Community Terrestrial Systems Model (includes the Community Land Model of CESM)
http://www.cesm.ucar.edu/models/cesm2.0/land/
Other
308 stars 312 forks source link

Out of the box pe layout for Derecho --compset 1850_DATM%GSWP3v1_CLM51%BGC-CROP --res ne30pg3_ne30pg3_mg17 is 50% slower than on cheyenne #2306

Open olyson opened 9 months ago

olyson commented 9 months ago

Maybe we can work on speeding up this configuration which is being used for standalone dead veg simulations, etc.

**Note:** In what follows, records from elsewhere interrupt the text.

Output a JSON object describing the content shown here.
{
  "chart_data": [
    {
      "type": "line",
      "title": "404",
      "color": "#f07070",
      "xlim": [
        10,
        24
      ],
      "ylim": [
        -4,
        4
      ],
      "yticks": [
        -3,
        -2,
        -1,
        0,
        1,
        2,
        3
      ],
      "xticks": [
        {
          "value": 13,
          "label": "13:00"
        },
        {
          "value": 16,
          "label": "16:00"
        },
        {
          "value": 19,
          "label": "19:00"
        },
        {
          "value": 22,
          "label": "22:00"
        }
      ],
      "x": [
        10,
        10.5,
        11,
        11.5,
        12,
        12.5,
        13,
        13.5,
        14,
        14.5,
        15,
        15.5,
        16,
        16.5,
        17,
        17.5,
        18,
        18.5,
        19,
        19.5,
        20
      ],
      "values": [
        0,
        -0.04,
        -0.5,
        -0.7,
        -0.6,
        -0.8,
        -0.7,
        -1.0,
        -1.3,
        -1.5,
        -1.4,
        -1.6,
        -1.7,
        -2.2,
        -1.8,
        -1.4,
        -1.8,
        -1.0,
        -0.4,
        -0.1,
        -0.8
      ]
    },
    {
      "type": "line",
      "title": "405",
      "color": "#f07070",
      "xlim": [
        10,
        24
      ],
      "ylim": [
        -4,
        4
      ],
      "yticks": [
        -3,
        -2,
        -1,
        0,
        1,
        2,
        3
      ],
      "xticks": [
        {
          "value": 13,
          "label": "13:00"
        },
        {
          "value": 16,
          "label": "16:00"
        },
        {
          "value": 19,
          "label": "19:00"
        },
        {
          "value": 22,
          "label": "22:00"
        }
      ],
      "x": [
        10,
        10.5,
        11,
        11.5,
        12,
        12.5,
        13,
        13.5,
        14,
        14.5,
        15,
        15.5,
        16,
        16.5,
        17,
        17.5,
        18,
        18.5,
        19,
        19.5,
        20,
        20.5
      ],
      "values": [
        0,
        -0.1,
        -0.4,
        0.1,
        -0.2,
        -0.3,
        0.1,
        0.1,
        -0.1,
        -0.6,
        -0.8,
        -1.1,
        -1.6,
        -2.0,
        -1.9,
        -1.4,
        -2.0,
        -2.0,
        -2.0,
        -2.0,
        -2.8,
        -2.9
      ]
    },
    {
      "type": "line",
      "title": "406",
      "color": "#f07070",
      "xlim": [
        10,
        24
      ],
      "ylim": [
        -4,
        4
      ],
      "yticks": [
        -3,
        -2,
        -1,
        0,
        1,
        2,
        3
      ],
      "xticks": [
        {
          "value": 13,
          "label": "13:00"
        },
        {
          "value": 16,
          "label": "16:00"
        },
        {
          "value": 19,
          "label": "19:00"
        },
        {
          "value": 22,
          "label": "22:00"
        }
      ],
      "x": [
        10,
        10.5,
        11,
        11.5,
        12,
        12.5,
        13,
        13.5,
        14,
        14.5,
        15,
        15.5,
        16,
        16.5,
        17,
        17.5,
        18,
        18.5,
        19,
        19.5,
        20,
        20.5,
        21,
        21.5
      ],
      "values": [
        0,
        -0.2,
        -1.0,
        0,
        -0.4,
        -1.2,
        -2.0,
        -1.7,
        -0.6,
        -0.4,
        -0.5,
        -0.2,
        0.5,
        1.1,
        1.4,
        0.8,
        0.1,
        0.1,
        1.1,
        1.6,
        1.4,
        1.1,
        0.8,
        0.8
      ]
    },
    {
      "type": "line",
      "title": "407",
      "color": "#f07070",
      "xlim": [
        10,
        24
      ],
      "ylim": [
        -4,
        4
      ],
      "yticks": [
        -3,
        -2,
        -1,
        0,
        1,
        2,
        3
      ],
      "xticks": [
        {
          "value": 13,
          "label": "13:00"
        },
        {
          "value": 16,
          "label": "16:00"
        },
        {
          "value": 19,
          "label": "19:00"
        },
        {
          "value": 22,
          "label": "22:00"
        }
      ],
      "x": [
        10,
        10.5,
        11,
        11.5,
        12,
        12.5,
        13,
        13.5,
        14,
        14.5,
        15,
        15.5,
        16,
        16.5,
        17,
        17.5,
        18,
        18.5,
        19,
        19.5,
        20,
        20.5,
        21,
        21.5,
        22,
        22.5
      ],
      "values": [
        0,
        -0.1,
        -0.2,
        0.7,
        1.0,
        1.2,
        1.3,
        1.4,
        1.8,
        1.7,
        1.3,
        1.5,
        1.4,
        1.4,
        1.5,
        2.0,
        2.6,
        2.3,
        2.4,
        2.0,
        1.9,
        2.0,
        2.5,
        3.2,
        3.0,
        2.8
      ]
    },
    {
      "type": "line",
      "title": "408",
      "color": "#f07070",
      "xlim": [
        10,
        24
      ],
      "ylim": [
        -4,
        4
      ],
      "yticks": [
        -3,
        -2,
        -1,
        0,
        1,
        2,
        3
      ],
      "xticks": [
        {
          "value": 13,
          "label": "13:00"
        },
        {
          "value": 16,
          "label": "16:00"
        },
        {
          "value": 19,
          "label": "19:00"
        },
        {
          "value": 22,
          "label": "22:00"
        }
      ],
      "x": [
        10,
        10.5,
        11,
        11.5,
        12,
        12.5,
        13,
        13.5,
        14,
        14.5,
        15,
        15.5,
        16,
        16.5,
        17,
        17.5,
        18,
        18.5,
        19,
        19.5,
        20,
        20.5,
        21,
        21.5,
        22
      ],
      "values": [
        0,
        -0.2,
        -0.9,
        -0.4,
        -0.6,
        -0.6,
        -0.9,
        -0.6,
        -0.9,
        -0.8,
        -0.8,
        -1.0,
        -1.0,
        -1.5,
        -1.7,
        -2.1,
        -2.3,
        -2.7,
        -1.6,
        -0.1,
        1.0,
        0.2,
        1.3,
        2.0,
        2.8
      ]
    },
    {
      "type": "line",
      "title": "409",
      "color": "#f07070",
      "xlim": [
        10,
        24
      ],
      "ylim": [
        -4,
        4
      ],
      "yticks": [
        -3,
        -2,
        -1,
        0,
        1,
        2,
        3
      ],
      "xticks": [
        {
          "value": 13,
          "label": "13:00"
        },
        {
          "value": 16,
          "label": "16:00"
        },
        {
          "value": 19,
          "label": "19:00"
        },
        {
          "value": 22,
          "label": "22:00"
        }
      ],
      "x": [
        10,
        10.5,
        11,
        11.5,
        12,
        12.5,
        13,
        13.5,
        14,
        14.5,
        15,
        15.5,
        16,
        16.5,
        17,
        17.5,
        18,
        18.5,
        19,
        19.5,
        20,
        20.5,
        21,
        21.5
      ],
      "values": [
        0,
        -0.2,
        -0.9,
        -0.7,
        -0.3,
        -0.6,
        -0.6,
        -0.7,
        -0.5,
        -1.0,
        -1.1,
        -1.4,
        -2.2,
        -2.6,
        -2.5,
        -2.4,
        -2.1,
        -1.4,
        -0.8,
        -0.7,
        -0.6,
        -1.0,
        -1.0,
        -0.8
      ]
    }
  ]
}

pe layout on cheyenne (I was getting around 172 yrs/day):

Comp NTASKS NTHRDS ROOTPE PSTRIDE CPL : 1800/ 1; 36 1 ATM : 36/ 1; 0 1 LND : 1800/ 1; 36 1 ICE : 1800/ 1; 36 1 OCN : 1800/ 1; 36 1 ROF : 1800/ 1; 36 1 GLC : 1800/ 1; 36 1 WAV : 1800/ 1; 36 1 ESP : 1/ 1; 0 1 ESMF_AWARE_THREADING is False ROOTPE is with respect to 36.0 tasks per node

pe layout on derecho (I'm getting around 86 yrs/day): Comp NTASKS NTHRDS ROOTPE PSTRIDE CPL : 640/ 1; 128 1 ATM : 128/ 1; 0 1 LND : 640/ 1; 128 1 ICE : 640/ 1; 128 1 OCN : 640/ 1; 128 1 ROF : 640/ 1; 128 1 GLC : 640/ 1; 128 1 WAV : 640/ 1; 128 1 ESP : 1/ 1; 0 1 ESMF_AWARE_THREADING is False ROOTPE is with respect to 128.0 tasks per node

ekluzek commented 9 months ago

This is part of #2244

@olyson could you try increasing to 14 nodes (so 640 tasks goes to 1792==14x128)? I'd like to make that the starting point to work from. I'll play around with it after you do that and report back.

Do you want this optimized for speed (throughput) or cost? Or a reasonable combination of the two?

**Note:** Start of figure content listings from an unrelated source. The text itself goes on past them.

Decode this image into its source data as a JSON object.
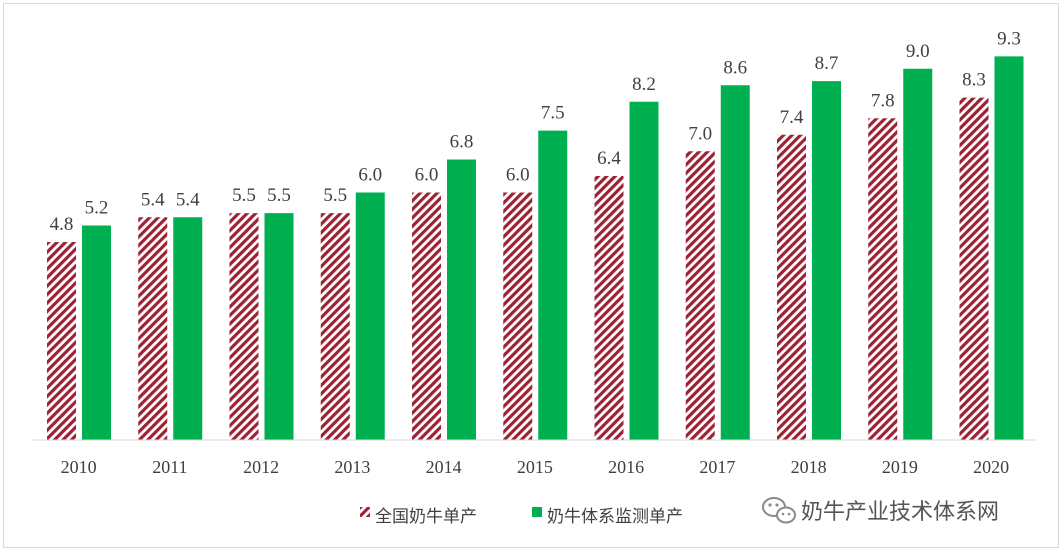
{
  "chart_data": {
    "type": "bar",
    "categories": [
      "2010",
      "2011",
      "2012",
      "2013",
      "2014",
      "2015",
      "2016",
      "2017",
      "2018",
      "2019",
      "2020"
    ],
    "series": [
      {
        "name": "全国奶牛单产",
        "values": [
          4.8,
          5.4,
          5.5,
          5.5,
          6.0,
          6.0,
          6.4,
          7.0,
          7.4,
          7.8,
          8.3
        ],
        "color": "#9b2335",
        "pattern": "diagonal-stripes"
      },
      {
        "name": "奶牛体系监测单产",
        "values": [
          5.2,
          5.4,
          5.5,
          6.0,
          6.8,
          7.5,
          8.2,
          8.6,
          8.7,
          9.0,
          9.3
        ],
        "color": "#00b050"
      }
    ],
    "value_labels": {
      "s0": [
        "4.8",
        "5.4",
        "5.5",
        "5.5",
        "6.0",
        "6.0",
        "6.4",
        "7.0",
        "7.4",
        "7.8",
        "8.3"
      ],
      "s1": [
        "5.2",
        "5.4",
        "5.5",
        "6.0",
        "6.8",
        "7.5",
        "8.2",
        "8.6",
        "8.7",
        "9.0",
        "9.3"
      ]
    },
    "ylim": [
      0,
      10
    ],
    "grid": false,
    "legend_position": "bottom",
    "title": "",
    "xlabel": "",
    "ylabel": ""
  },
  "watermark": {
    "icon": "wechat-icon",
    "text": "奶牛产业技术体系网"
  }
}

Since this is the new CAM SE workhorse grid I take it this is an important PE layout to optimize....

olyson commented 9 months ago

I would think we want a reasonable combination of the two since it is the workhorse resolution. Note, the priority for this is not quite as high now, as we decided today that we are going to switch to 1deg for our dead veg simulations for ease/speed of postprocessing. But I think in general we'll be doing ne30 simulations more regularly.

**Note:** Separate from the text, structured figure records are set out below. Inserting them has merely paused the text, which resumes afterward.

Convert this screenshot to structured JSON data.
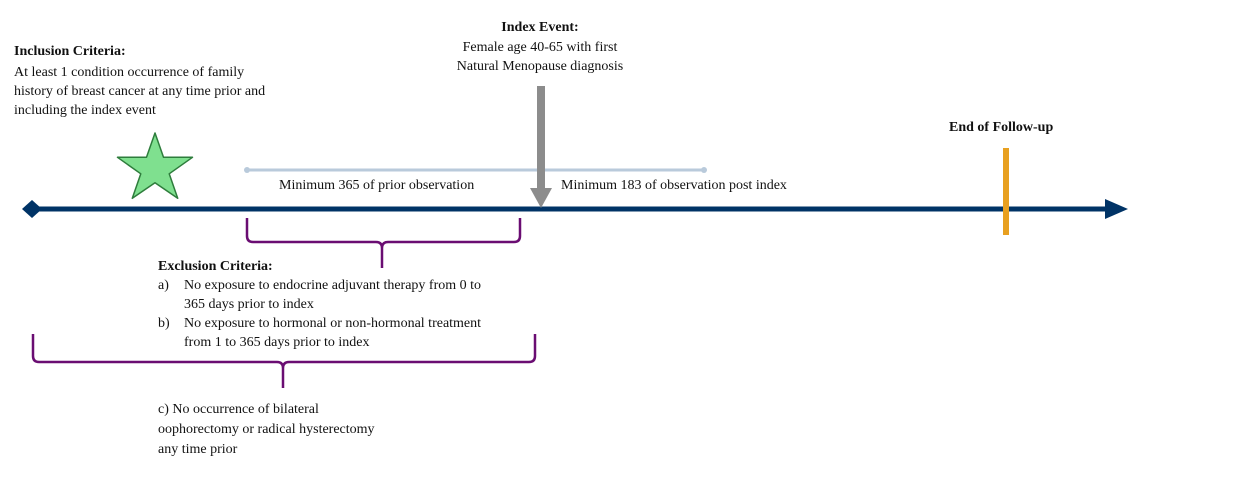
{
  "inclusion": {
    "title": "Inclusion Criteria:",
    "lines": [
      "At least 1 condition occurrence of family",
      "history of breast cancer at any time prior and",
      "including the index event"
    ]
  },
  "index_event": {
    "title": "Index Event:",
    "lines": [
      "Female age 40-65 with first",
      "Natural Menopause diagnosis"
    ]
  },
  "end_followup": {
    "label": "End of Follow-up"
  },
  "prior_observation": {
    "label": "Minimum 365 of prior observation"
  },
  "post_observation": {
    "label": "Minimum 183 of observation post index"
  },
  "exclusion": {
    "title": "Exclusion Criteria:",
    "item_a": {
      "marker": "a)",
      "lines": [
        "No exposure to endocrine adjuvant therapy from 0 to",
        "365 days prior to index"
      ]
    },
    "item_b": {
      "marker": "b)",
      "lines": [
        "No exposure to hormonal or non-hormonal treatment",
        "from 1 to 365 days prior to index"
      ]
    },
    "item_c": {
      "lines": [
        "c) No occurrence of bilateral",
        "oophorectomy or radical hysterectomy",
        "any time prior"
      ]
    }
  },
  "colors": {
    "timeline": "#003366",
    "arrow_index": "#8c8c8c",
    "star_fill": "#7fe08f",
    "star_stroke": "#2e7d3c",
    "followup_bar": "#e8a020",
    "brace": "#6a0d72",
    "observation_line": "#b9cadb"
  }
}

5 nodes (default): Model Cost: 214.59 pe-hrs/simulated_year Model Throughput: 85.89 simulated_years/day

14 nodes: Model Cost: 329.17 pe-hrs/simulated_year Model Throughput: 139.99 simulated_years/day

ekluzek commented 9 months ago

@olyson says this is good for now, so we'll postpone further work for later.